Anyone with elevated liver enzymes or with severe heart problems
Alpha-Glucose Inhibitors - Starch blockers
Slows or blocks the breakdown of starches and certain sugars in the intestines. Action slows the rise in blood sugar levels following a meal. Should be taken with first bite of meal
- Acarbose (Precose - maximium dose is 300 mg/day)
- Miglitol (Glyset - maximium dose is 300 mg/day)
Side effects:
- Intestinal gas, diarrhea, abdominal pain
Who should not take starch blockers?
- Anyone with any type of bowel disease or significant kidney disease.
Considerations:
- When you take a starch blocker with an insulin secreter, you may have low blood sugars.
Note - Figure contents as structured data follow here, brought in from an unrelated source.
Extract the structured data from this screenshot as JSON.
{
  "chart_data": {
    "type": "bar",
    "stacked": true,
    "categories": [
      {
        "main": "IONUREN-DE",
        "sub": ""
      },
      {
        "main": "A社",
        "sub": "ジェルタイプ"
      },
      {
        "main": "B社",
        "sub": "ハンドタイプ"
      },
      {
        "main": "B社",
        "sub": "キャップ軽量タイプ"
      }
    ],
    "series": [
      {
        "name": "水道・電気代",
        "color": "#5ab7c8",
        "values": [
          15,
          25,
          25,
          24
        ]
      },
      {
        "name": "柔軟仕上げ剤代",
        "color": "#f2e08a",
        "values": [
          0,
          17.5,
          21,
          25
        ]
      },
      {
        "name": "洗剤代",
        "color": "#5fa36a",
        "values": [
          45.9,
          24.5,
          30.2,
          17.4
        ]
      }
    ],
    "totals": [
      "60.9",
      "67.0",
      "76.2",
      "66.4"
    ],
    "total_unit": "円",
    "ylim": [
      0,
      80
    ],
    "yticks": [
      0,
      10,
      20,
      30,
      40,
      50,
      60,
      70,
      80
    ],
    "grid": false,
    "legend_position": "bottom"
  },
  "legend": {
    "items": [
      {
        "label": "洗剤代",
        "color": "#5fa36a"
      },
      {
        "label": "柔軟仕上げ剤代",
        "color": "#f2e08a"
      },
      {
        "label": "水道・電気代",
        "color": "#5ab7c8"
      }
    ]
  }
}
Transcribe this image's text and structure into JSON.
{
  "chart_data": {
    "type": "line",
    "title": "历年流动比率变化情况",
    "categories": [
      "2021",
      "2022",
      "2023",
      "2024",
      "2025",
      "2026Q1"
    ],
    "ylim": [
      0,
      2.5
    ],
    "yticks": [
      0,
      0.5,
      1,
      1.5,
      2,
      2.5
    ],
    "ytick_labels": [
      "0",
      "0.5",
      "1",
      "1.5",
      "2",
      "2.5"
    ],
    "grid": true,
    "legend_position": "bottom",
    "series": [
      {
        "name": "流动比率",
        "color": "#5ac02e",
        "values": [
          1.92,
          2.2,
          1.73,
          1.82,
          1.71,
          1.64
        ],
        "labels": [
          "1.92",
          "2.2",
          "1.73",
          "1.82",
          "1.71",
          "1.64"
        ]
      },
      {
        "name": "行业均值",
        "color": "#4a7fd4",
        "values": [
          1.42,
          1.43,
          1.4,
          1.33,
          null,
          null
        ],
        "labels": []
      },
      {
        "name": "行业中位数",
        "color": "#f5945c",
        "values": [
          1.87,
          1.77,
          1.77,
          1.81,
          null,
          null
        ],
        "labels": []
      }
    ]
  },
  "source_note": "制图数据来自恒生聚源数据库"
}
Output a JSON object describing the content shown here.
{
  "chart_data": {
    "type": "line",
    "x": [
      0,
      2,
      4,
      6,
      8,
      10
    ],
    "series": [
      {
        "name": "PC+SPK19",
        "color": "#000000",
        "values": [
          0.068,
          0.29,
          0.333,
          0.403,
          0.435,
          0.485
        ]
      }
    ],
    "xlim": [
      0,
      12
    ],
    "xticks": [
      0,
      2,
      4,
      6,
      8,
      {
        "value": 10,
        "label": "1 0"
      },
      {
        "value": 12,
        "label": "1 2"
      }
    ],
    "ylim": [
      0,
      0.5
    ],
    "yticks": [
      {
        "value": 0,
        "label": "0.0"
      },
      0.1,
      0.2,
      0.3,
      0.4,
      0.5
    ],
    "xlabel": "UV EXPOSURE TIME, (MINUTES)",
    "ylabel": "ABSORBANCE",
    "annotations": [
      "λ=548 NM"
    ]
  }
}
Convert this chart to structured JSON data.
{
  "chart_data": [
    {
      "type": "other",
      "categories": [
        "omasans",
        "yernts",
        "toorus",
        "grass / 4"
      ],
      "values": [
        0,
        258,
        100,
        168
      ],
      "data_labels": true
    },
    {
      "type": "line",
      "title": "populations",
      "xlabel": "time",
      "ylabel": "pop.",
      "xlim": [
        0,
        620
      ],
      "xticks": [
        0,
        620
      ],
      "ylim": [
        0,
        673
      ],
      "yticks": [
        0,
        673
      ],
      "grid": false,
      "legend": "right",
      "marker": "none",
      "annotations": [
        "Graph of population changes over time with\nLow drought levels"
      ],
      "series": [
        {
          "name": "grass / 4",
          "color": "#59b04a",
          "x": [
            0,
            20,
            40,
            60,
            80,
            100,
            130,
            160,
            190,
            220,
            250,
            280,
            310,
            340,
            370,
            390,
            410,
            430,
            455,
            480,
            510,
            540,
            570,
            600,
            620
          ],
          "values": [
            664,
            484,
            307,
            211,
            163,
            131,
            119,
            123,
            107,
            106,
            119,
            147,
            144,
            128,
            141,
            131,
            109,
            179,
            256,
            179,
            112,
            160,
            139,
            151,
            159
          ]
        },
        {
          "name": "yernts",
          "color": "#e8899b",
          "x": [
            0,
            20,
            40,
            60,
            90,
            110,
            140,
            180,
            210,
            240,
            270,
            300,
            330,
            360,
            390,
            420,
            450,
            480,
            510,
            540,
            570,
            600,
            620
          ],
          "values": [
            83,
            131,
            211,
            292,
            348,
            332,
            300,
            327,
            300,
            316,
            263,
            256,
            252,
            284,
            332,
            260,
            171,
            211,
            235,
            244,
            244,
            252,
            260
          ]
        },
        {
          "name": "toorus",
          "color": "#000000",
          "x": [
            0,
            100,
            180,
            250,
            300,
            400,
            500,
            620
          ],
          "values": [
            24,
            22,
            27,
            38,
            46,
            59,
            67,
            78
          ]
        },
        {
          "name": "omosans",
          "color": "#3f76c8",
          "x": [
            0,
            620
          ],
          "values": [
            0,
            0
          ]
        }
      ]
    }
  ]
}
How do I treat a low blood sugar when taking a starch blocker with an insulin secreter?
- Glucose tablets and low fat milk are the only items recommended to treat these low blood sugars – Foods made of sucrose like table sugar, hard candy, juice or non diet soda WILL NOT WORK to treat a low since these drugs slow the absorption of these types of sugars.
4. Combination drugs
While taking a combination of two drugs may be easier, you should remember if you combine two drugs into one pill you are at risk for side effects of BOTH drugs.
Glucovance, (Glyburide + Metformin - maximum dose is 20/2000 mg)
- Glucovance needs to be discontinued up to 2 days after x-rays that require an iodine dye or some surgeries (because of the Metformin).
- You may experience low blood sugar (because of the Glyburide).
Metaglip, (Metformafin + Glipizide - maximum dose is 20/2000 mg)
- Metaglip needs to be discontinued up to 2 days after x-rays that require an iodine dye and some surgeries (because of the Metformin).
- You may experience low blood sugar (because of the Glipizide).
Avandamet, (Avandia and Metformin - maximum dose is 8/2000 mg)
- Avandamet needs to be discontinued up to 2 days after x-rays that require an iodine dye and some surgeries (because of Metformin).
- Your health care provider will check your liver function before starting the medication, and will repeat the test every 2-3 months for the first year you are taking the medication, and periodically after that (because of Avandia).